60. Aux termes de larticle 41 de la Convention,

« Si la Cour déclare qu’il y a eu violation de la Convention ou de ses Protocoles, et si le droit interne de la Haute Partie contractante ne permet d’effacer qu’imparfaitement les conséquences de cette violation, la Cour accorde à la partie lésée, s’il y a lieu, une satisfaction équitable. »

A. Dommage

61. Le requérant allègue avoir subi un préjudice moral qu’il évalue à 20 000 euros (EUR) et un préjudice matériel qu’il évalue 3027,24 EUR.

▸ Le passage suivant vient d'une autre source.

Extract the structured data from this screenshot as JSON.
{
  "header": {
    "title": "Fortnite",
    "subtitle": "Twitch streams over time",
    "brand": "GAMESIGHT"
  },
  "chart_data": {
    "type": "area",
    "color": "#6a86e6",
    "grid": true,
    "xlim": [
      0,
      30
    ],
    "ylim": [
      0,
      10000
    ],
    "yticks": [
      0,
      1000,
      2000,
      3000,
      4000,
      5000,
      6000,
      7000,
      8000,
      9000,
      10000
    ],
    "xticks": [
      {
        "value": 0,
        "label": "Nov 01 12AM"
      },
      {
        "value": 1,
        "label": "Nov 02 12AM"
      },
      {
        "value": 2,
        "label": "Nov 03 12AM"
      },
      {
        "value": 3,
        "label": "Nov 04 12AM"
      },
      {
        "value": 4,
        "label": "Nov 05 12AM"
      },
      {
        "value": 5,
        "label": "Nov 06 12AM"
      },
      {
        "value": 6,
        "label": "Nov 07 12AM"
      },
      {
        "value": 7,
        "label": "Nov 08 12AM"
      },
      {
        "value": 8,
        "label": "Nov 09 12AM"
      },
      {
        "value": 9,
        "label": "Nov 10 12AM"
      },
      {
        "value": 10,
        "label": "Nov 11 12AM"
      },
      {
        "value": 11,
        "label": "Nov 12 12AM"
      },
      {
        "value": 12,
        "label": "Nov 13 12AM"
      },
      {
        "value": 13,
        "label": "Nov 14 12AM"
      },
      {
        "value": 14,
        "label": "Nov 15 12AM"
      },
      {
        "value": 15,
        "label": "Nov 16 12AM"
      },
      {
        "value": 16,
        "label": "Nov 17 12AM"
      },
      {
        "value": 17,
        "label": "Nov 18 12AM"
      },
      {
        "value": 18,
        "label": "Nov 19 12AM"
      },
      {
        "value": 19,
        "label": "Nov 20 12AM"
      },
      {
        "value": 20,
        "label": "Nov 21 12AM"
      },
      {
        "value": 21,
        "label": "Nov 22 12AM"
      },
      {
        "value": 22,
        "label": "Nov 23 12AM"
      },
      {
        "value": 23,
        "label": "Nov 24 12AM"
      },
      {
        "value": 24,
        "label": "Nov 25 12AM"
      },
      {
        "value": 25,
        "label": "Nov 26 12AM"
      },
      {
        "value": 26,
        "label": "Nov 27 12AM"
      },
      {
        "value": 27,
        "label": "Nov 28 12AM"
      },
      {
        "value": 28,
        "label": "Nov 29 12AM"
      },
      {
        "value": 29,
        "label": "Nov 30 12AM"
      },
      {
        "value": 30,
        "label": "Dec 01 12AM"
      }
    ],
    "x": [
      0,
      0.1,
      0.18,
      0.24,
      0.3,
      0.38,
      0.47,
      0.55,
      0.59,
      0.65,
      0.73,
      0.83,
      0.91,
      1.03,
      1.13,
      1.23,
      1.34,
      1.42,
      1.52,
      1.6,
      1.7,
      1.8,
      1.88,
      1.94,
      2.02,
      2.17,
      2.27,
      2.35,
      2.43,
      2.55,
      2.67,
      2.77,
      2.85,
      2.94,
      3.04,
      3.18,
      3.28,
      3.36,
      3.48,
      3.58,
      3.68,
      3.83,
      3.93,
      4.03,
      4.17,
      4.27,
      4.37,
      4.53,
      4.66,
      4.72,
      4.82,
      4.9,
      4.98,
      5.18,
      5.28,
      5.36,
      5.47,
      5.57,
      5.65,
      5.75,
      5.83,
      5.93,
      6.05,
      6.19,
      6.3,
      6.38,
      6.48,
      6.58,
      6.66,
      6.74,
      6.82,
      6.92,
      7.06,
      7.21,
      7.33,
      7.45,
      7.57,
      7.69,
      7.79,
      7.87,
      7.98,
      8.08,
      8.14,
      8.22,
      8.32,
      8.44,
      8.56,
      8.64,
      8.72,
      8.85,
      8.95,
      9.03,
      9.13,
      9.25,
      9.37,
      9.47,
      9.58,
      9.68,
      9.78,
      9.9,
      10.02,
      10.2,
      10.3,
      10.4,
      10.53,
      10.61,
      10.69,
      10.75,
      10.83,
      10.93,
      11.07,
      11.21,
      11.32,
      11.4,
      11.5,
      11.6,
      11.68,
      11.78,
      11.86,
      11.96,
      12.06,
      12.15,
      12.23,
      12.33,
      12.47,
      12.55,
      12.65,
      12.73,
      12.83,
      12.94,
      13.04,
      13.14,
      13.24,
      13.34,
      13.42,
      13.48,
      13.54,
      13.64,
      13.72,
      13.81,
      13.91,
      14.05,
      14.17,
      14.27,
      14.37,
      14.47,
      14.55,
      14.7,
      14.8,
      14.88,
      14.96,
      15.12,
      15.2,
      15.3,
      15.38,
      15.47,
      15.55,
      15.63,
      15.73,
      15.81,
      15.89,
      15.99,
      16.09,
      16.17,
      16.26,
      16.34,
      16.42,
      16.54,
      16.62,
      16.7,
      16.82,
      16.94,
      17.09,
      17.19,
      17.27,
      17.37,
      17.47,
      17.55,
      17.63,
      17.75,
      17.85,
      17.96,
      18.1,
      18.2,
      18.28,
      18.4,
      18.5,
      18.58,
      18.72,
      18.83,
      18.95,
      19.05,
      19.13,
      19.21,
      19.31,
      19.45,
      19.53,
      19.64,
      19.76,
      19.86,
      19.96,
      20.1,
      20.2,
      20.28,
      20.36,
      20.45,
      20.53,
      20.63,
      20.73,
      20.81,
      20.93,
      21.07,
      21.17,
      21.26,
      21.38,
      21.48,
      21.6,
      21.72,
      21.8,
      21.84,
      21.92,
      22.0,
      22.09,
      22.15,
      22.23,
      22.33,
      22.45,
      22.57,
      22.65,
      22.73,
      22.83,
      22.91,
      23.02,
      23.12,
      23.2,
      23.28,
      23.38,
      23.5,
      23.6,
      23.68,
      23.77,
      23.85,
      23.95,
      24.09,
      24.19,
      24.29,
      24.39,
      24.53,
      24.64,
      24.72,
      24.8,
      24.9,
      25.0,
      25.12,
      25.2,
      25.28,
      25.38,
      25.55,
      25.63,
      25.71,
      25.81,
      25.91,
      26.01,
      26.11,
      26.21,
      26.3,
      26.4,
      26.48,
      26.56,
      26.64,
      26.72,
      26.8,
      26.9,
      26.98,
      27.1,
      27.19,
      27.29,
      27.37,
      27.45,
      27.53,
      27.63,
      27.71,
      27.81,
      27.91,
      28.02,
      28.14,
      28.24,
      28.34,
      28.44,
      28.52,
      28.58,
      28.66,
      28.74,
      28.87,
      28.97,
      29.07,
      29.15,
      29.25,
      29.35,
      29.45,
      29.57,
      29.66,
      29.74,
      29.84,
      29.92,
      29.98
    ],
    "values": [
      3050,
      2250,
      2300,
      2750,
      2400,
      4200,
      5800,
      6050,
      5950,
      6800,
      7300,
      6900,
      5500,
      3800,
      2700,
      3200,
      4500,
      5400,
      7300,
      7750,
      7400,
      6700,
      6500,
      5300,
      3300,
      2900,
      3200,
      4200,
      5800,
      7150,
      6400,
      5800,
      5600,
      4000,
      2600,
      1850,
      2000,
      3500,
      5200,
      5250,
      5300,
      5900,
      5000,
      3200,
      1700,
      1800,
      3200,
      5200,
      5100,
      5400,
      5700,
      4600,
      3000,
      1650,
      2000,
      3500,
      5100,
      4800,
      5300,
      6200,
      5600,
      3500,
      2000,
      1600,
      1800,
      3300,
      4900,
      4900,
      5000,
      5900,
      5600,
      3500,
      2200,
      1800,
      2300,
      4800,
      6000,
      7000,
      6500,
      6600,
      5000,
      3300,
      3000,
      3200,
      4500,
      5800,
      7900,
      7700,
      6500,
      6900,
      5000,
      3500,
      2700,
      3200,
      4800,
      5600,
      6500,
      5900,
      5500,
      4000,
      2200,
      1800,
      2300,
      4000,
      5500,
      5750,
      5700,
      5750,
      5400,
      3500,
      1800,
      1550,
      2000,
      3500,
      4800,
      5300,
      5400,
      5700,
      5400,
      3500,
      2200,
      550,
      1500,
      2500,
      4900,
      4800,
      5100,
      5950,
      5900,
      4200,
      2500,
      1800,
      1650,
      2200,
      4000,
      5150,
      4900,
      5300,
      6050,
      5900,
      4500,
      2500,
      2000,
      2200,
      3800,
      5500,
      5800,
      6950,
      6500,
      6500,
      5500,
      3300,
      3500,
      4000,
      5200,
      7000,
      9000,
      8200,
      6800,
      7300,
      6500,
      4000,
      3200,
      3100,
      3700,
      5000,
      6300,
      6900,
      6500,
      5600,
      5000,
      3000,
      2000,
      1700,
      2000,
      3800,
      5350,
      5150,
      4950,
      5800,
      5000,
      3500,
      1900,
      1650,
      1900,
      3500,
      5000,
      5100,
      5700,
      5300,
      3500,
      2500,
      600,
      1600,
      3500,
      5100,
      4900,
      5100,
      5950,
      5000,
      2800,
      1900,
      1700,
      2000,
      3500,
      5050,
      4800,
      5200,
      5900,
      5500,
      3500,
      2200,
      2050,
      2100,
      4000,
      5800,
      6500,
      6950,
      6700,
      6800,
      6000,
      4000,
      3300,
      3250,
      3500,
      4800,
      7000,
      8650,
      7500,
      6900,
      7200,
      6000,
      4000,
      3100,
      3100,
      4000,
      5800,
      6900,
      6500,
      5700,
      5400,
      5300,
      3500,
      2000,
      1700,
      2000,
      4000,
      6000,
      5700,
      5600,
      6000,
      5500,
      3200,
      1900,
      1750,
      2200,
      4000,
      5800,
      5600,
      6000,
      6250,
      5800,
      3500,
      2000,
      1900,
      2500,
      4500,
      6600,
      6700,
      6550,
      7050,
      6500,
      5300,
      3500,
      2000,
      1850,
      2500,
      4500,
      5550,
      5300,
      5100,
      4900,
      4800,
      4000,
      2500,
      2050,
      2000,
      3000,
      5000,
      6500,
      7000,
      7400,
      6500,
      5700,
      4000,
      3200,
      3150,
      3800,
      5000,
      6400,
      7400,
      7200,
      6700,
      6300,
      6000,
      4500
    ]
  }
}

62. Le Gouvernement ne se prononce pas.

63. Eu égard à la gravité des blessures du requérant et notamment aux arrêts de travail ordonnés par les médecins (paragraphe 22 ci-dessus), la Cour lui alloue la somme de 10 000 EUR au titre du préjudice corporel et moral.

B. Frais et dépens

64. Le requérant demande 182 EUR au titre des dépens d’instance devant la Cour, 947 EUR au titre des honoraires d’avocat pour la procédure interne et 4423,50 EUR pour la procédure devant la Cour. Il fournit à titre de justificatif un tableau référentiel des honoraires pratiqués par les avocats au barreau d’Istanbul ainsi que des copies de factures afférentes aux frais de traduction et frais postaux.

65. Le Gouvernement ne se prononce pas.

66. Selon la jurisprudence constante de la Cour, l’allocation de frais et dépens au titre de l’article 41 présuppose que se trouvent établis leur réalité, leur nécessité et, de plus, le caractère raisonnable de leur taux. En outre, les frais de justice ne sont recouvrables que dans la mesure où ils se rapportent à la violation constatée (Beyeler c. Italie (satisfaction équitable) [GC], no 33202/96, § 27, 28 mai 2002).

67. La Cour constate que le requérant produit certains justificatifs à l’appui de sa demande. Statuant en équité, elle lui alloue 2 500 EUR à ce titre.

C. Intérêts moratoires

68. La Cour juge approprié de baser le taux des intérêts moratoires sur le taux d’intérêt de la facilité de prêt marginal de la Banque centrale européenne majoré de trois points de pourcentage.

PAR CES MOTIFS, LA COUR, À L’UNANIMITÉ,

1. Dit qu’il y a eu violation de l’article 3 de la Convention ;

2. Dit qu’il y a eu violation de l’article 13 de la Convention ;

3. Dit

a) que lEtat défendeur doit verser au requérant, dans les trois mois à compter du jour où l’arrêt sera devenu définitif conformément à l’article 44 § 2 de la Convention, les sommes suivantes à convertir en livres turques au taux applicable à la date du règlement :

i. 10 000 EUR (dix mille euros) pour dommage moral et matériel ;

ii. 2 500 EUR (deux mille cinq cents euros) pour frais et dépens ;

iii. plus tout montant pouvant être dû à titre d’impôt exigible au moment du versement ;

b) qu’à compter de l’expiration dudit délai et jusqu’au versement, ces montants seront à majorer d’un intérêt simple à un taux égal à celui de la facilité de prêt marginal de la Banque centrale européenne applicable pendant cette période, augmenté de trois points de pourcentage ;

4. Rejette la demande de satisfaction équitable pour le surplus.

Fait en français, puis communiqué par écrit le 10 janvier 2006 en application de l’article 77 §§ 2 et 3 du règlement.